On Mon, Jul 10, 2023 at 07:09:19AM -0600, Theo de Raadt wrote:
> Mark Kettenis <mark.kette...@xs4all.nl> wrote:
> 
> > So isn't the real problem that some of the lower-level code involved
> > in the resume path isn't properly marked to not do the
> > instrumentation?  Traditionally that was assembly code and we'd use
> > NENTRY() (in amd64) or ENTRY_NP() (on some other architectures) to
> > prevent thise functions from calling _mcount().  But that was only
> > ever done for code used during early bootstrap of the kernel.  And
> > these days there may be C code that needs this as well.
> > 
> > With your diff, functions in the suspend/resume path will still call
> > _mcount() which may not be safe.
> 
> I guess you can make critical functions not do _PROF_PROLOGUE
> or you can make __mcount or _mcount aware that they should "do nothing",
> or "nothing scary".
> 
> Hell, save & toggle the 'gmoninit' variable during the suspend/resume
> sequence, and then adjust one comment:
> 
>         /*
>          * Do not profile execution if memory for the current CPU
>          * descriptor and profiling buffers has not yet been allocated
>          * or if the CPU we are running on has not yet set its trap
> -        * handler
> +        * handler, or disabled during a suspend/resume sequence
>          */
>         if (gmoninit == 0)
>                 return;
> 
> 
> Does this really need another variable?
> 
> It feels like this can be 4 1-line diffs.

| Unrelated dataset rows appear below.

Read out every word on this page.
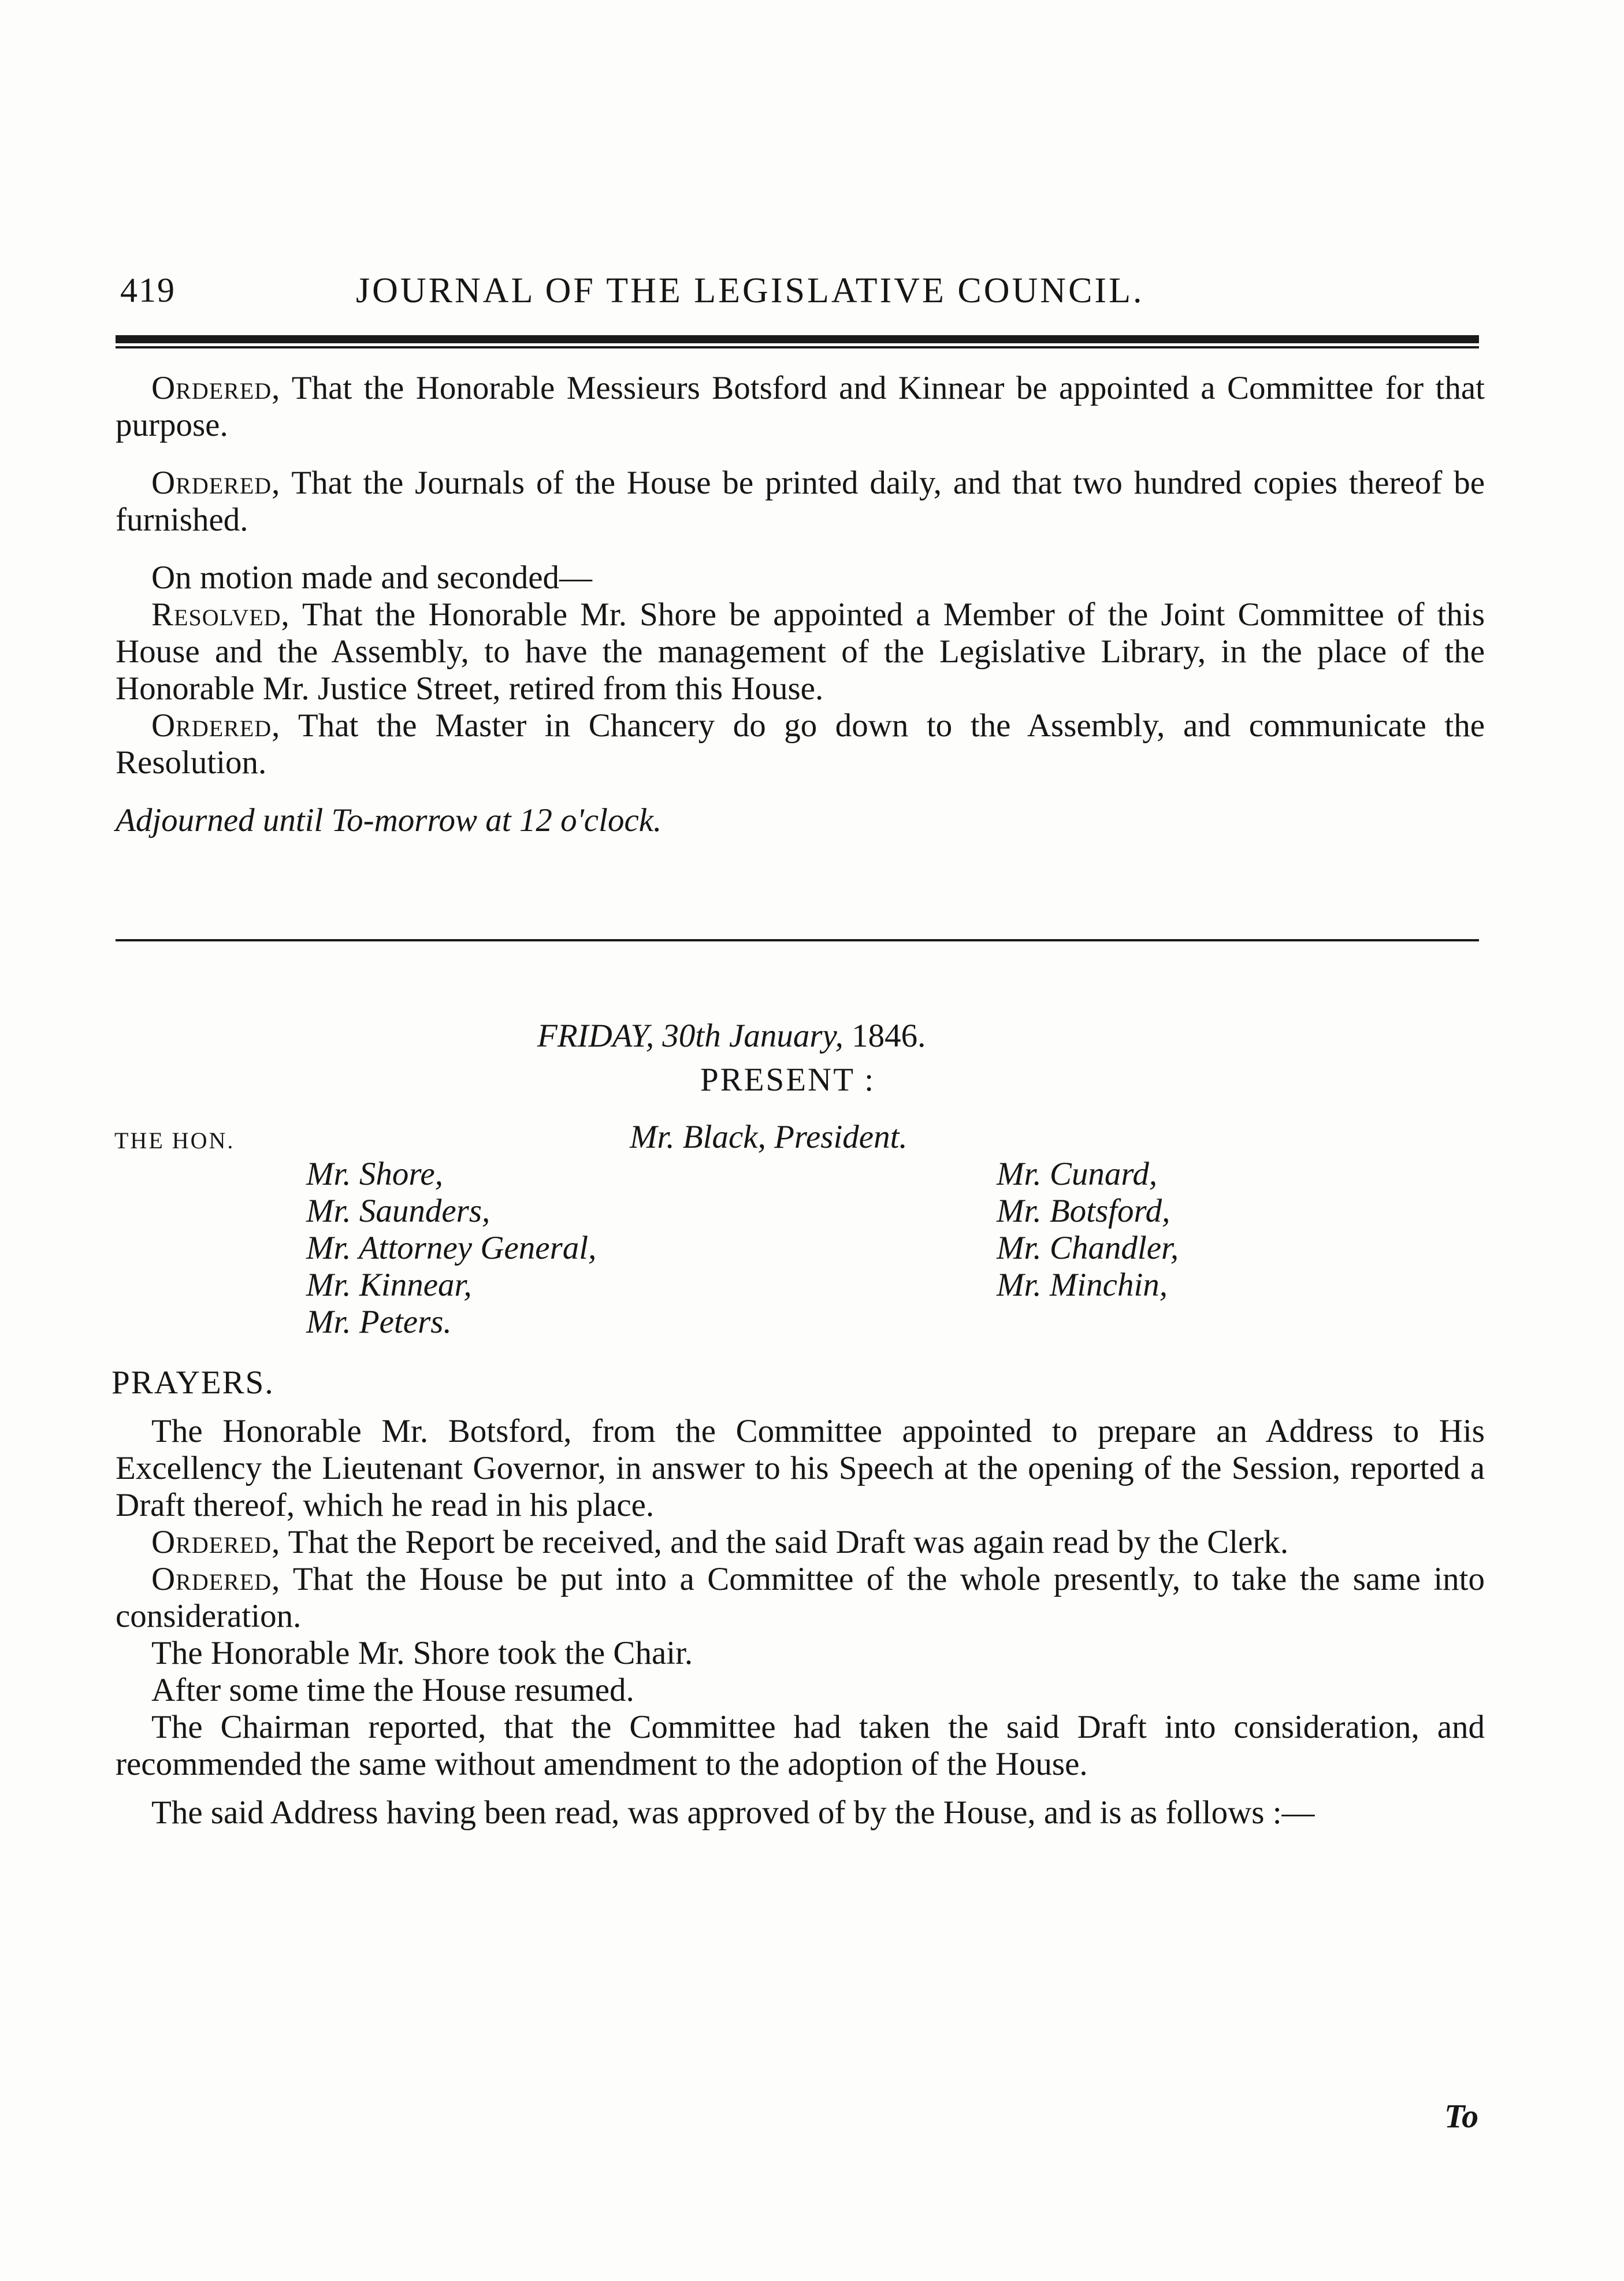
419	JOURNAL OF THE LEGISLATIVE COUNCIL.

Ordered, That the Honorable Messieurs Botsford and Kinnear be appointed a Committee for that purpose.

Ordered, That the Journals of the House be printed daily, and that two hundred copies thereof be furnished.

On motion made and seconded—

Resolved, That the Honorable Mr. Shore be appointed a Member of the Joint Committee of this House and the Assembly, to have the management of the Legislative Library, in the place of the Honorable Mr. Justice Street, retired from this House.

Ordered, That the Master in Chancery do go down to the Assembly, and communicate the Resolution.

Adjourned until To-morrow at 12 o'clock.

FRIDAY, 30th January, 1846.
PRESENT :
THE HON.	Mr. Black, President.
Mr. Shore,
Mr. Saunders,
Mr. Attorney General,
Mr. Kinnear,
Mr. Peters.
Mr. Cunard,
Mr. Botsford,
Mr. Chandler,
Mr. Minchin,
PRAYERS.

The Honorable Mr. Botsford, from the Committee appointed to prepare an Address to His Excellency the Lieutenant Governor, in answer to his Speech at the opening of the Session, reported a Draft thereof, which he read in his place.

Ordered, That the Report be received, and the said Draft was again read by the Clerk.

Ordered, That the House be put into a Committee of the whole presently, to take the same into consideration.

The Honorable Mr. Shore took the Chair.

After some time the House resumed.

The Chairman reported, that the Committee had taken the said Draft into consideration, and recommended the same without amendment to the adoption of the House.

The said Address having been read, was approved of by the House, and is as follows :—

To
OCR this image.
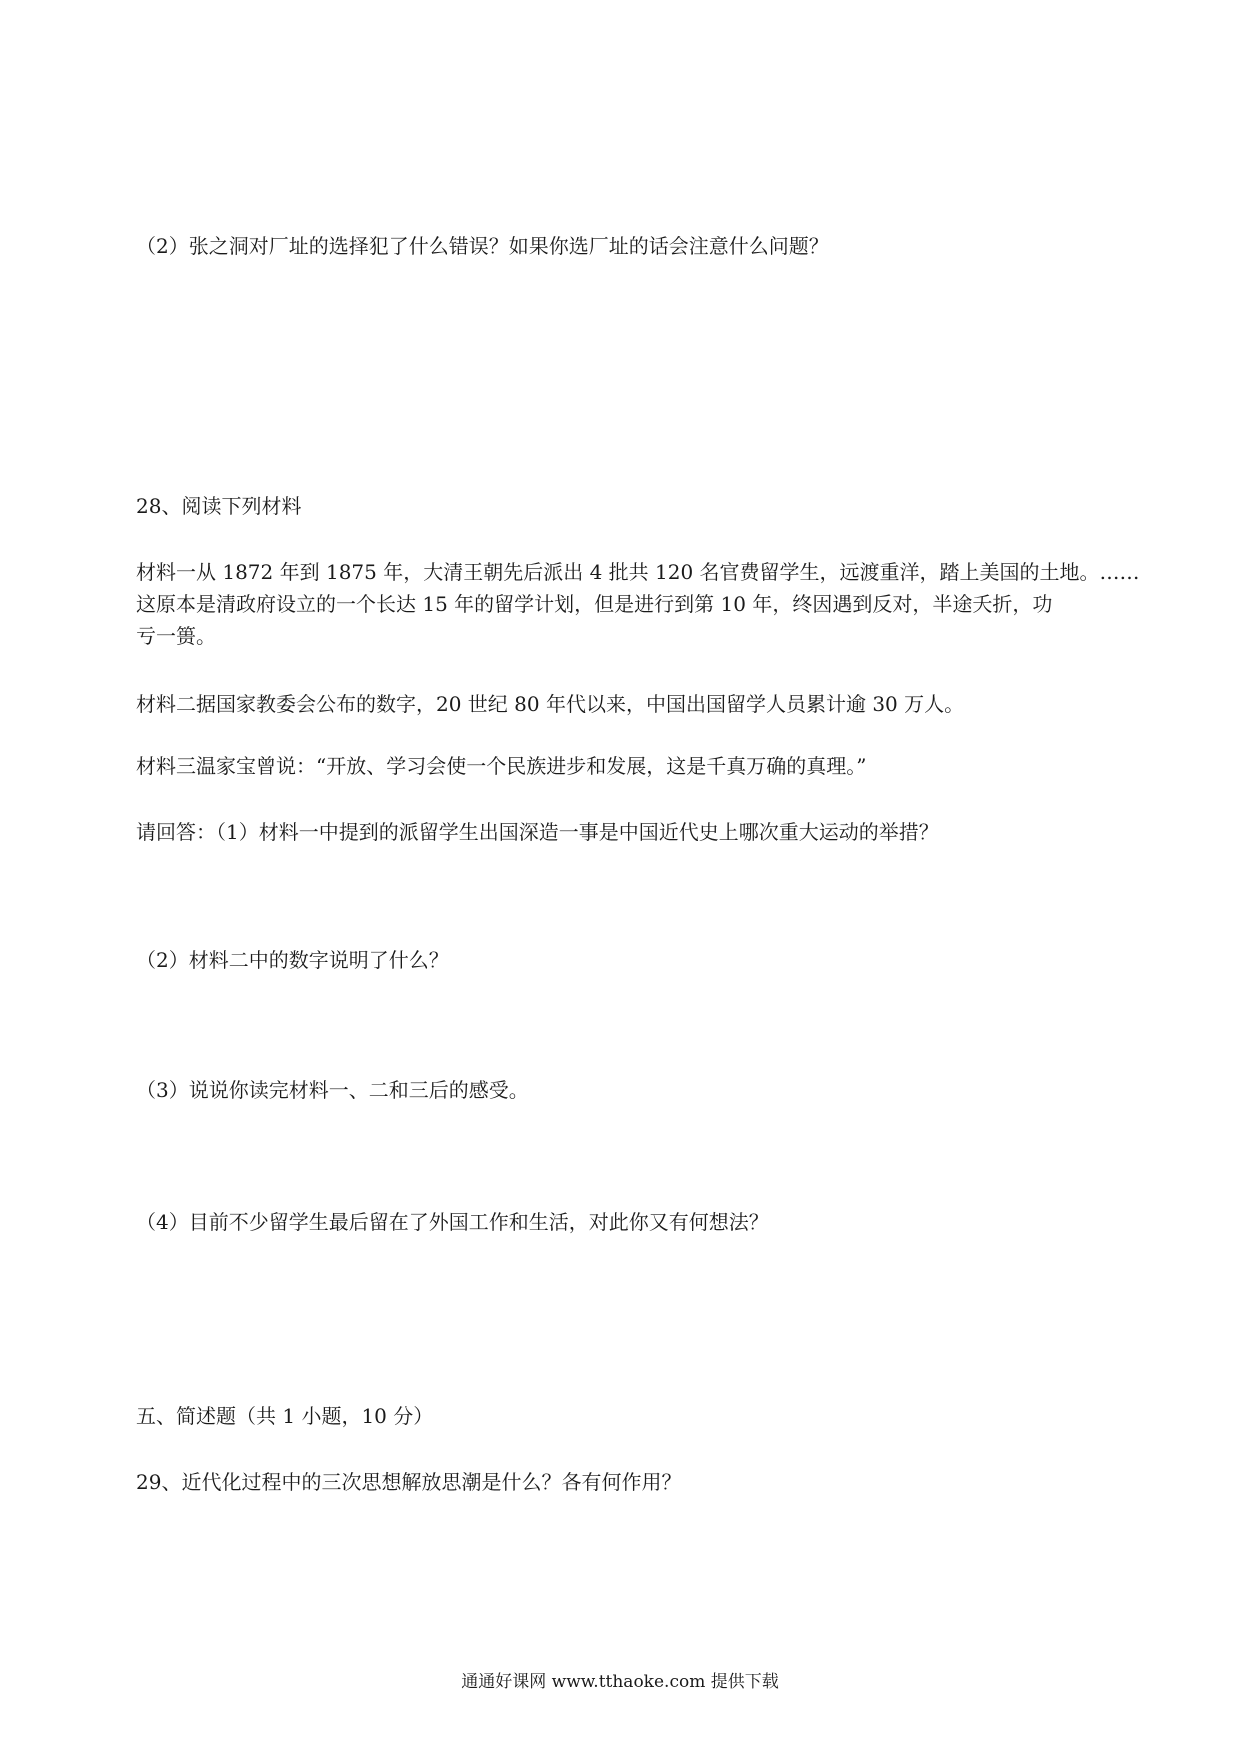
（2）张之洞对厂址的选择犯了什么错误？如果你选厂址的话会注意什么问题？
28、阅读下列材料
材料一从 1872 年到 1875 年，大清王朝先后派出 4 批共 120 名官费留学生，远渡重洋，踏上美国的土地。……
这原本是清政府设立的一个长达 15 年的留学计划，但是进行到第 10 年，终因遇到反对，半途夭折，功
亏一篑。
材料二据国家教委会公布的数字，20 世纪 80 年代以来，中国出国留学人员累计逾 30 万人。
材料三温家宝曾说：“开放、学习会使一个民族进步和发展，这是千真万确的真理。”
请回答：（1）材料一中提到的派留学生出国深造一事是中国近代史上哪次重大运动的举措？
（2）材料二中的数字说明了什么？
（3）说说你读完材料一、二和三后的感受。
（4）目前不少留学生最后留在了外国工作和生活，对此你又有何想法？
五、简述题（共 1 小题，10 分）
29、近代化过程中的三次思想解放思潮是什么？各有何作用？
通通好课网 www.tthaoke.com 提供下载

Secondary CPUs are still running at the top of sleep_state().  To
disable _mcount with gmoninit we would need to wait until after
secondary CPUs have halted to toggle it off, which is way further into
sleep_state().

Then, on the resume side, you need to keep the secondary CPUs from
toggling gmoninit back on until after all other secondary CPUs have
finished restarting, which I think means changing how we do
sched_start_secondary_cpus().

... given all of that, I thought adding a second variable was easier
and less likely to break something more important than GPROF.